When the received useful signal appears at the output of the antenna 12, a peak is formed at the output of the peak decree 6, which exceeds the response level of the first threshold block 19. The first threshold block 19 is triggered and gives a permission-strobe to trigger the second threshold block 21. If there is no Angle 12 at the input, the received useful sieve-pa first threshold block 19 prohibits the activation of the vurey threshold block 21 (which is possible from the noise voltage).

The second threshold block 21 provides a decision on the received symbol - "0" or "1". From the output of the second threshold block 21, the signal generated by the output amplifier 22 is fed through the output matching block 23 to the output of the device.

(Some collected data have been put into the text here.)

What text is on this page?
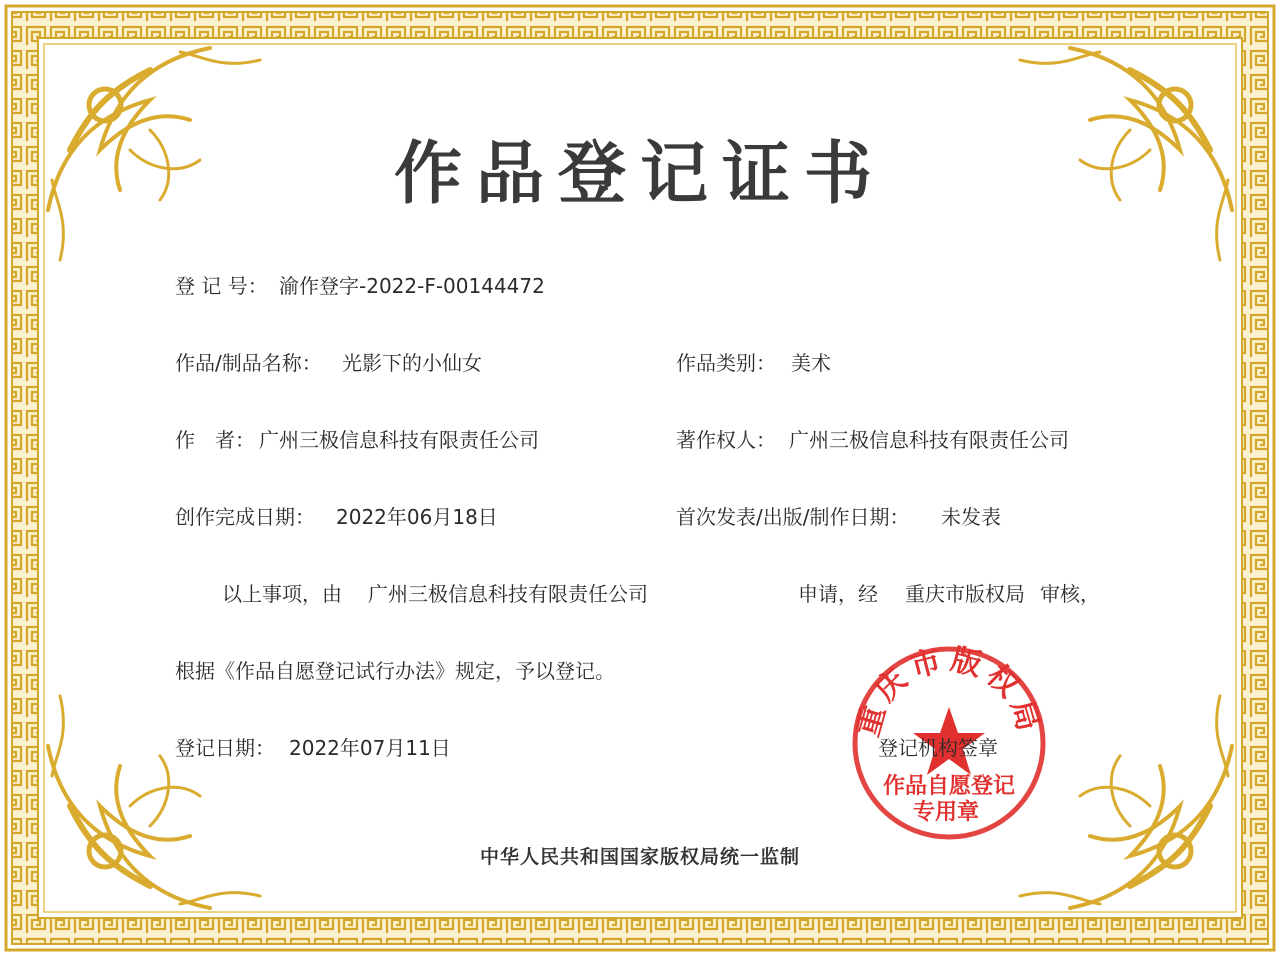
作品登记证书
登 记 号： 渝作登字-2022-F-00144472
作品/制品名称： 光影下的小仙女	作品类别： 美术
作　者： 广州三极信息科技有限责任公司	著作权人： 广州三极信息科技有限责任公司
创作完成日期： 2022年06月18日	首次发表/出版/制作日期： 未发表
以上事项，由 广州三极信息科技有限责任公司	申请，经 重庆市版权局 审核，
根据《作品自愿登记试行办法》规定，予以登记。
重庆市版权局
作品自愿登记
专用章
登记日期： 2022年07月11日	登记机构签章
中华人民共和国国家版权局统一监制
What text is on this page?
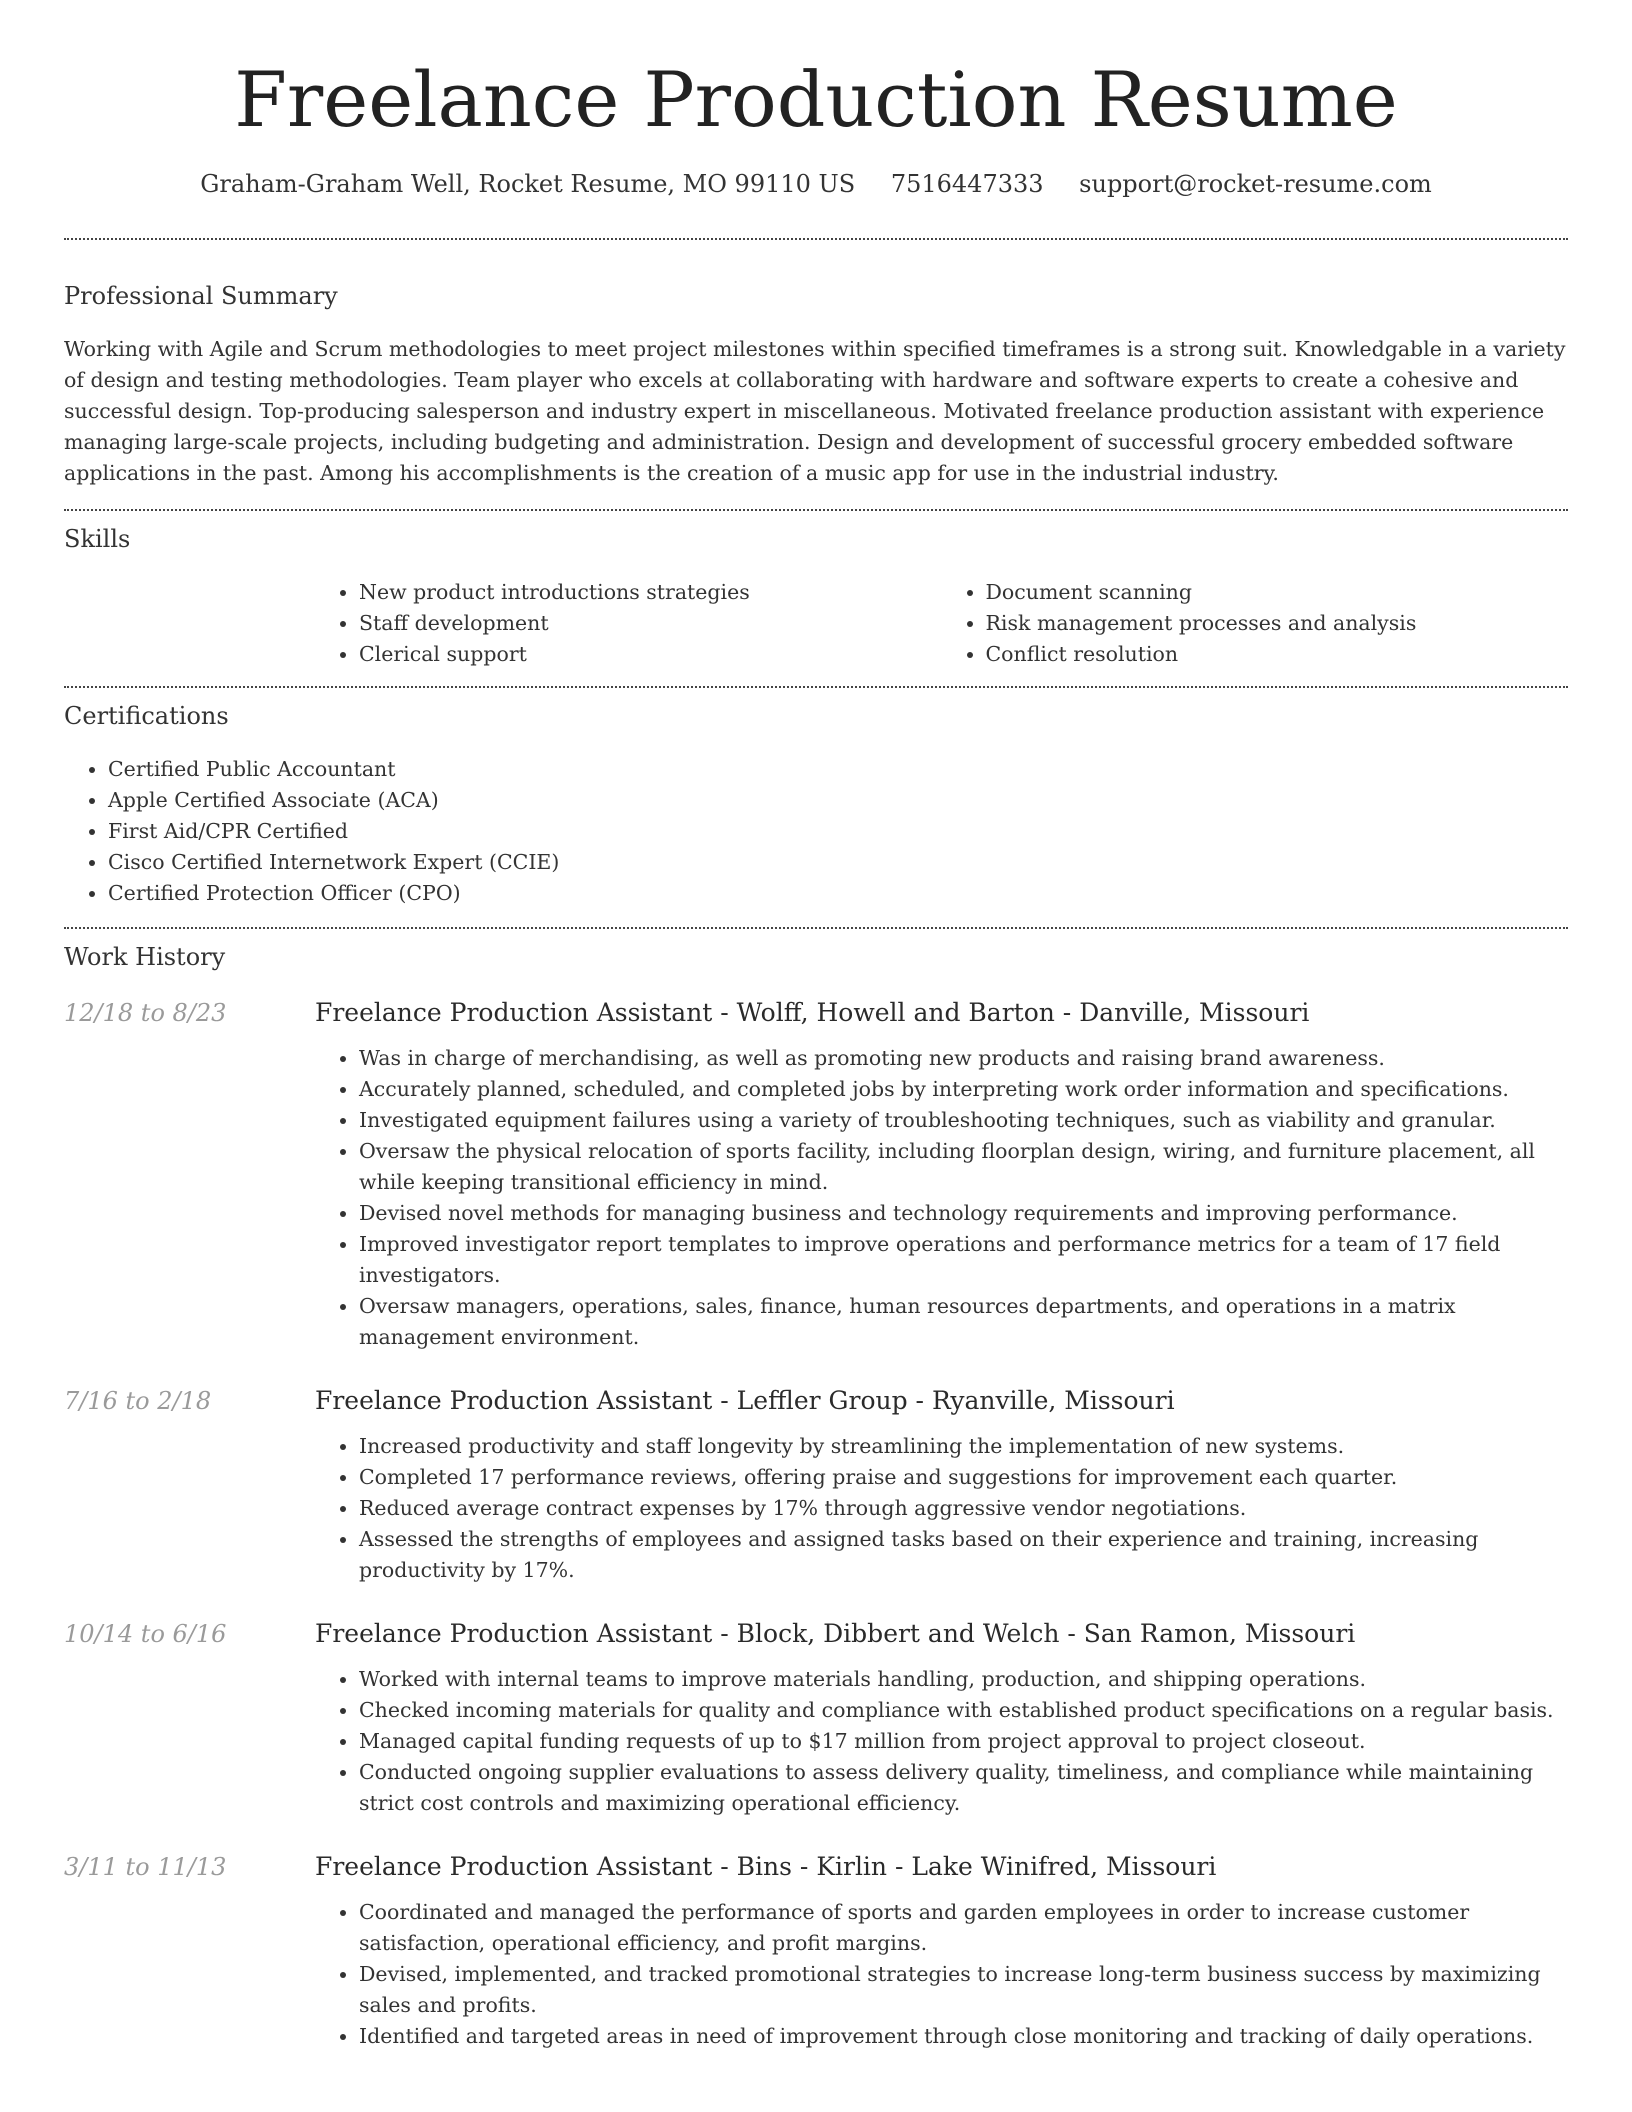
Freelance Production Resume
Graham-Graham Well, Rocket Resume, MO 99110 US 7516447333 support@rocket-resume.com
Professional Summary

Working with Agile and Scrum methodologies to meet project milestones within specified timeframes is a strong suit. Knowledgable in a variety of design and testing methodologies. Team player who excels at collaborating with hardware and software experts to create a cohesive and successful design. Top-producing salesperson and industry expert in miscellaneous. Motivated freelance production assistant with experience managing large-scale projects, including budgeting and administration. Design and development of successful grocery embedded software applications in the past. Among his accomplishments is the creation of a music app for use in the industrial industry.

Skills
• New product introductions strategies
• Staff development
• Clerical support
• Document scanning
• Risk management processes and analysis
• Conflict resolution
Certifications
• Certified Public Accountant
• Apple Certified Associate (ACA)
• First Aid/CPR Certified
• Cisco Certified Internetwork Expert (CCIE)
• Certified Protection Officer (CPO)
Work History
12/18 to 8/23	Freelance Production Assistant - Wolff, Howell and Barton - Danville, Missouri
• Was in charge of merchandising, as well as promoting new products and raising brand awareness.
• Accurately planned, scheduled, and completed jobs by interpreting work order information and specifications.
• Investigated equipment failures using a variety of troubleshooting techniques, such as viability and granular.
• Oversaw the physical relocation of sports facility, including floorplan design, wiring, and furniture placement, all while keeping transitional efficiency in mind.
• Devised novel methods for managing business and technology requirements and improving performance.
• Improved investigator report templates to improve operations and performance metrics for a team of 17 field investigators.
• Oversaw managers, operations, sales, finance, human resources departments, and operations in a matrix management environment.
7/16 to 2/18	Freelance Production Assistant - Leffler Group - Ryanville, Missouri
• Increased productivity and staff longevity by streamlining the implementation of new systems.
• Completed 17 performance reviews, offering praise and suggestions for improvement each quarter.
• Reduced average contract expenses by 17% through aggressive vendor negotiations.
• Assessed the strengths of employees and assigned tasks based on their experience and training, increasing productivity by 17%.
10/14 to 6/16	Freelance Production Assistant - Block, Dibbert and Welch - San Ramon, Missouri
• Worked with internal teams to improve materials handling, production, and shipping operations.
• Checked incoming materials for quality and compliance with established product specifications on a regular basis.
• Managed capital funding requests of up to $17 million from project approval to project closeout.
• Conducted ongoing supplier evaluations to assess delivery quality, timeliness, and compliance while maintaining strict cost controls and maximizing operational efficiency.
3/11 to 11/13	Freelance Production Assistant - Bins - Kirlin - Lake Winifred, Missouri
• Coordinated and managed the performance of sports and garden employees in order to increase customer satisfaction, operational efficiency, and profit margins.
• Devised, implemented, and tracked promotional strategies to increase long-term business success by maximizing sales and profits.
• Identified and targeted areas in need of improvement through close monitoring and tracking of daily operations.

Thus, the proposed duplex millimeter wave transceiver has a higher dynamic range. Due to this, when organizing a radio line consisting of two such transceivers, it becomes possible to place them at any distance in the range from 50 m to 5 km, without causing overload of the amplifier at an intermediate frequency of 16 and signal distortion.

Claims (1)

A millimeter-wave duplex transceiver, comprising an input matching unit in series, the input of which is the input of the device, and an input signal receiver; serially connected amplifier-driver, modulator and circulator; a serially connected mixer and a high-pass filter; a series-connected intermediate frequency amplifier, demodulator and video amplifier; a series-connected output amplifier and an output matching unit, the output of which is the output of the device; a generator whose output is connected to the second signal input of the modulator, a local oscillator, the output of which is connected to the second heterodyne input of the mixer, a first threshold unit and an antenna connected to the second input-output of the circulator, characterized in that a band-pass filter and a second threshold a unit, a DC voltage generator, a low-noise amplifier and a controlled attenuator connected in series; in series connected peak detector and algebraic adder, while the output of the input signal receiver is connected to the input of the amplifier-former; the first output of the circulator is connected to the input of the bandpass filter, the output of which is connected to the first signal input of the mixer; the output of the high-pass filter is connected to the input of a low-noise amplifier; the output of the video amplifier is connected to the first signal input of the second threshold block, the output of which is connected to the input of the output amplifier; the output of the DC voltage generator is connected to the second input of the algebraic adder, the output of which is connected to the second, control input of the controlled attenuator, the output of which is connected to the input of the intermediate frequency amplifier; in addition, the output of the video amplifier is connected to the input of the peak detector, the output of which is connected to the input of the first threshold block, the output of which is connected to the second, gate input of the second threshold block.